If you are doing a join, it generates sql using the table names as prefixes to avoid ambiguities. In fact, if you are doing a join in Rails and want to add a condition (using custom SQL) for name, but both the main table and join table have a name column, you need to specify the table name in your sql. (e.g. Human.join(:pets).where("humans.name = 'John'"))
"I mean whether eagerly fetching a has-many relation fires 2 queries or a single join query?"
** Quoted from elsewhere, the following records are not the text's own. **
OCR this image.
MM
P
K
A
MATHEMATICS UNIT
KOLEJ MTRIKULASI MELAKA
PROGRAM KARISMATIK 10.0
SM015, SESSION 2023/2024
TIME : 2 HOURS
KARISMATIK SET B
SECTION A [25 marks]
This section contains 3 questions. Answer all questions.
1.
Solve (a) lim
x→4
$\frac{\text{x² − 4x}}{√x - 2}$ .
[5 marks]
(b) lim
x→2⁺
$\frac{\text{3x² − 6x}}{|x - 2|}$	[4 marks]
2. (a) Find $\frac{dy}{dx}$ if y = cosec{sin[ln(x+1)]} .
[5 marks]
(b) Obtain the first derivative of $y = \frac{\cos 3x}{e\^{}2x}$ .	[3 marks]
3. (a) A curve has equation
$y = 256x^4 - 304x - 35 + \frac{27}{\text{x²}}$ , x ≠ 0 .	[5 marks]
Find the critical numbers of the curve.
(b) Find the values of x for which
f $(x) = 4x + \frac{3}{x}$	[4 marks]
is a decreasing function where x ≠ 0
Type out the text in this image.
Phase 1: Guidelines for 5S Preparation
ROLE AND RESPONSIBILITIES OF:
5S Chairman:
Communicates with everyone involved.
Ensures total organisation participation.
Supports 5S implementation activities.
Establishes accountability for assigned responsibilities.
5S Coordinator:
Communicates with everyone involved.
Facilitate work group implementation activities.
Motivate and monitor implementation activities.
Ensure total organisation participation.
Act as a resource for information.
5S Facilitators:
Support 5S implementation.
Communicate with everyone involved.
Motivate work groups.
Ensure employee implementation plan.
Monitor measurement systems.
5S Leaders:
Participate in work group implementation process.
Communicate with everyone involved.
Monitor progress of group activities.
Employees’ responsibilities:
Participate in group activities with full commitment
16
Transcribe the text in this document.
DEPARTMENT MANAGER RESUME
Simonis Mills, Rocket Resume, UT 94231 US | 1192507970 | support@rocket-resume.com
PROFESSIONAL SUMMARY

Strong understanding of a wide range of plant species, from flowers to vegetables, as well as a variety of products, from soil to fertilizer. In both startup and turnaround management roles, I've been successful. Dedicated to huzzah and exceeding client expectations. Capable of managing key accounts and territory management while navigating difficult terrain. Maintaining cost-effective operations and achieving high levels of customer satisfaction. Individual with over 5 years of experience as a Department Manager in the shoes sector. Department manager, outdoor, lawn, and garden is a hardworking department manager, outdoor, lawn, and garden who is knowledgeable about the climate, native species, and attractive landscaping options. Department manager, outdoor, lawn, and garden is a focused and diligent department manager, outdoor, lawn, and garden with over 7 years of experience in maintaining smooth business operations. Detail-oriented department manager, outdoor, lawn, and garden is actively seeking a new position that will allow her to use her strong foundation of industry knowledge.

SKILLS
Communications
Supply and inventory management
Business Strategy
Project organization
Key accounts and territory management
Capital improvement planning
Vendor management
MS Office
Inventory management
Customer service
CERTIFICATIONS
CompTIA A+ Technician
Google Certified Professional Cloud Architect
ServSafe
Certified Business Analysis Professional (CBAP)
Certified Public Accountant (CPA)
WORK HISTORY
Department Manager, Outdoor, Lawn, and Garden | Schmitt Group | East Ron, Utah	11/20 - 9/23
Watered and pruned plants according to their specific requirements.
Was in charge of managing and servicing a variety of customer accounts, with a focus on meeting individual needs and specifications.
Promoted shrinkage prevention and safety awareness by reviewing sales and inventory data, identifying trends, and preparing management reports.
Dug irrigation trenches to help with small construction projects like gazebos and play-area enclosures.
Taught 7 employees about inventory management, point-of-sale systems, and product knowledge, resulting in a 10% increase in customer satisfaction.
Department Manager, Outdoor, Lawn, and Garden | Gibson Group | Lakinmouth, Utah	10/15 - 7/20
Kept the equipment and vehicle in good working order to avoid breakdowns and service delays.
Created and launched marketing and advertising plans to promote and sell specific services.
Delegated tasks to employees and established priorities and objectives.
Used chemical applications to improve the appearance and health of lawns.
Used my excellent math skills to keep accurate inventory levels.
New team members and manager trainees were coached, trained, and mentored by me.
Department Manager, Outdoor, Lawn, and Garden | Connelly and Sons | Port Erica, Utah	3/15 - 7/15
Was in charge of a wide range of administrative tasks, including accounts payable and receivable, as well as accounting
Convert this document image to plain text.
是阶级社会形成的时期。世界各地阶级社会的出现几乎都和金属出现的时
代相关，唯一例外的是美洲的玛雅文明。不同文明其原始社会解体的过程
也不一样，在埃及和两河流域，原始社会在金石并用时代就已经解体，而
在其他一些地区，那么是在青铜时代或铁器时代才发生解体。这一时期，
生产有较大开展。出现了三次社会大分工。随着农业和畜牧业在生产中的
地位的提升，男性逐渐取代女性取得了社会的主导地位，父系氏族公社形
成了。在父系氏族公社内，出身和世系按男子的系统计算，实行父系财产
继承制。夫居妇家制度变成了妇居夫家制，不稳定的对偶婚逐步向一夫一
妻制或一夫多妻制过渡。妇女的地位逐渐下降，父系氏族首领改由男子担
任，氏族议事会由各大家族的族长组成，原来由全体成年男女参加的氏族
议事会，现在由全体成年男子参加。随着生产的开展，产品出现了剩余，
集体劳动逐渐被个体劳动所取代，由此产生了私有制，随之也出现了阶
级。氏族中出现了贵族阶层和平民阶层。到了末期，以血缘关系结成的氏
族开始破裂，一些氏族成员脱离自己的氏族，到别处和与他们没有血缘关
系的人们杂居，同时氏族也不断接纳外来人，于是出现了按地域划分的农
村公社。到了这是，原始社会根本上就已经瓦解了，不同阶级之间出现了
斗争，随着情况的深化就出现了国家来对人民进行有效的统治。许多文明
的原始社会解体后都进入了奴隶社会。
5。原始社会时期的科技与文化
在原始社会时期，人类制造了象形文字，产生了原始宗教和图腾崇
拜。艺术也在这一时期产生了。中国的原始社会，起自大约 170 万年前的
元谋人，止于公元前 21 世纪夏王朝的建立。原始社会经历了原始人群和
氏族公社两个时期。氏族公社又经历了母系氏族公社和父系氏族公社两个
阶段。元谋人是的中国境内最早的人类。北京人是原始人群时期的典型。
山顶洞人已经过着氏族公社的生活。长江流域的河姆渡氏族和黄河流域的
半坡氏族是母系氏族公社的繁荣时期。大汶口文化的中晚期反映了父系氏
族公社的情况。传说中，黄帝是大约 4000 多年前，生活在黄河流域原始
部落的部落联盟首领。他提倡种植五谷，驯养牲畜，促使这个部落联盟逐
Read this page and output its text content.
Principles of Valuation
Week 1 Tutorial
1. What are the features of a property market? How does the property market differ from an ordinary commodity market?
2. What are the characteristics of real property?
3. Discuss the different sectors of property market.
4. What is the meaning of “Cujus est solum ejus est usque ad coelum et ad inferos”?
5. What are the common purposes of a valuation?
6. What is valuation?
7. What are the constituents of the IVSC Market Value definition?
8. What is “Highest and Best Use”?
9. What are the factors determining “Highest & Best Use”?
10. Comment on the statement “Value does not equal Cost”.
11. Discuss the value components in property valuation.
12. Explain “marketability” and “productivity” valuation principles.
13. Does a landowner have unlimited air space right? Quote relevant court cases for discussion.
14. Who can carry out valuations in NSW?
Different Rails versions are different. I think that early versions did a single join query at all times. Later versions would sometimes do multiple queries and sometimes a single join query, based on the realization that a single join query isn't always as performant as multiple queries. I'm not sure of the exact logic that it uses to decide. Recently, in Rails 3, I am seeing multiple queries happening in my current codebase -- but maybe it sometimes does a join as well, I'm not sure.
It knows the columns through a type of reflection. Ruby is very flexible and allows you to build functionality that will be used/defined during runtime and doesn't need to be stated ahead of time. It learns the associated "person_id" column by interpreting the "belongs_to :person" and knowing that "person_id" is the field that would be associated and the table would be called "people".
If you do People.includes(:things) then it will generate 2 queries, 1 that gets the people and a second that gets the things that have a relation to the people that exist.
http://guides.rubyonrails.org/active_record_querying.html